Martedì pomeriggio mentre la scuola italiana finiva inghiottita in un buco nero, totalmente ignorata nel dibattito sulla fiducia del nuovo governo, alcuni fra i migliori studenti d’Italia erano a Milano, a palazzo Lombardia, un grattacielo accanto alla stazione centrale dove ha sede la Giunta regionale. In una sala che avrà contenuto cinquecento persone, con un grande palco, si svolgeva la finale di Biz Factory. E’ il concorso che ogni anno da quindici anni premia le migliori idee di impresa nate sui banchi di scuola.
Quest’anno ha coinvolto sedicimila studenti fra i 16 e i 19 anni, che hanno dato vita a 780 mini-imprese. Embrioni di startup, ovvero idee per risolvere un problema usando con intelligenza la tecnologia e trovandosi un pubblico disposto a comprare quel bene o quel servizio. E’ un progetto fondamentale promosso da una organizzazione no-profit presente in oltre cento paesi del mondo, Junior Achievement. Li conosco piuttosto bene e per quello che ho capito parte dal presupposto che nessuna generazione ha mai avuto tante opportunità di cambiare il mondo e renderlo migliore: nessuna generazione ha mai avuto accesso a tanta conoscenza tramite Internet, nessuno ha mai avuto l’opportunità di contattare chiunque e creare una rete con un clic, nessuno ha mai avuto a disposizione tanta tecnologia a basso costo per sperimentare cose nuove.

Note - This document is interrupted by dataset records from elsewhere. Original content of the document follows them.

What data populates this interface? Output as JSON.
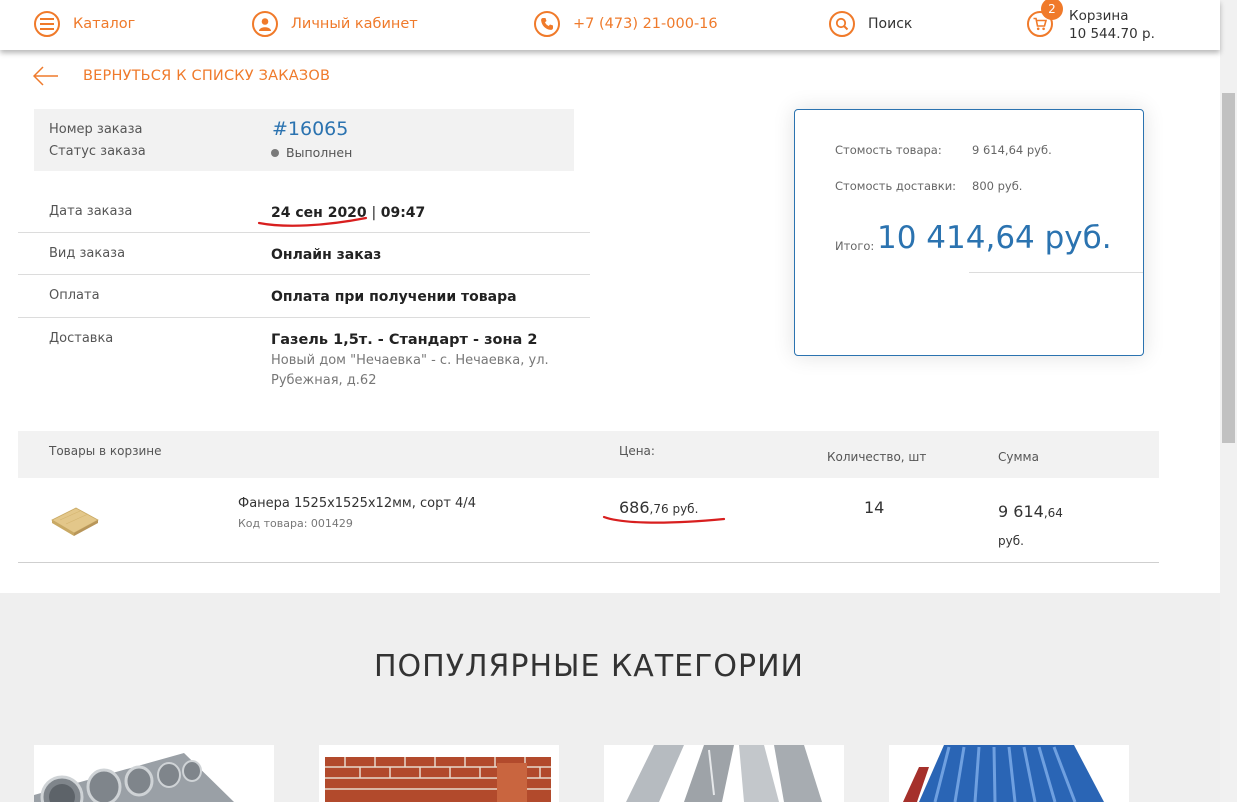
{
  "header": {
    "catalog": "Каталог",
    "account": "Личный кабинет",
    "phone": "+7 (473) 21-000-16",
    "search": "Поиск",
    "cart_count": "2",
    "cart_label": "Корзина",
    "cart_total": "10 544.70 р."
  },
  "back_link": "ВЕРНУТЬСЯ К СПИСКУ ЗАКАЗОВ",
  "order": {
    "number_label": "Номер заказа",
    "number": "#16065",
    "status_label": "Статус заказа",
    "status": "Выполнен",
    "date_label": "Дата заказа",
    "date": "24 сен 2020",
    "time": "09:47",
    "type_label": "Вид заказа",
    "type": "Онлайн заказ",
    "payment_label": "Оплата",
    "payment": "Оплата при получении товара",
    "delivery_label": "Доставка",
    "delivery": "Газель 1,5т. - Стандарт - зона 2",
    "address_line1": "Новый дом \"Нечаевка\" - с. Нечаевка, ул.",
    "address_line2": "Рубежная, д.62"
  },
  "summary": {
    "goods_label": "Стомость товара:",
    "goods_value": "9 614,64 руб.",
    "delivery_label": "Стомость доставки:",
    "delivery_value": "800 руб.",
    "total_label": "Итого:",
    "total_value": "10 414,64 руб."
  },
  "table": {
    "headers": [
      "Товары в корзине",
      "Цена:",
      "Количество, шт",
      "Сумма"
    ],
    "rows": [
      {
        "name": "Фанера 1525х1525х12мм, сорт 4/4",
        "code": "Код товара: 001429",
        "price_int": "686",
        "price_frac": ",76 руб.",
        "qty": "14",
        "sum_int": "9 614",
        "sum_frac": ",64",
        "sum_unit": "руб."
      }
    ]
  },
  "popular_title": "ПОПУЛЯРНЫЕ КАТЕГОРИИ",
  "colors": {
    "accent_orange": "#ef7a2b",
    "accent_blue": "#2b73b0",
    "annotation_red": "#d81f1f"
  }
}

Eppure la narrazione che si fa in questo paese della scuola è esattamente il contrario: con rare eccezioni, se ne parla per gli aspetti burocratici e sindacali degli insegnanti, o per deprecare l’alternanza scuola-lavoro perché metterebbe gli studenti al servizio delle aziende. O peggio per dire che la prima riforma da fare sarebbe rimettere la cattedra su un predellino per ridare autorevolezza ai professori. Ma come ha dimostrato l’emozionante finale di Biz Factory sono autorevoli quegli insegnanti che accompagnano gli studenti nelle infinite opportunità della rivoluzione digitale. A Milano ha vinto la startup Okelvin JA, creata dagli studenti dell’ISIS Malignani di Udine: intende produrre una etichetta che, attraverso speciali pigmenti termocromatici, cambia colore in base alla temperatura.
Può servire per il vino ma anche per i farmaci. Intanto l’urlo di gioia di quei ragazzi quando hanno vinto serve a tutti noi quando ci dicono che un paese dove il governo dimentica la scuola non ha molte speranze.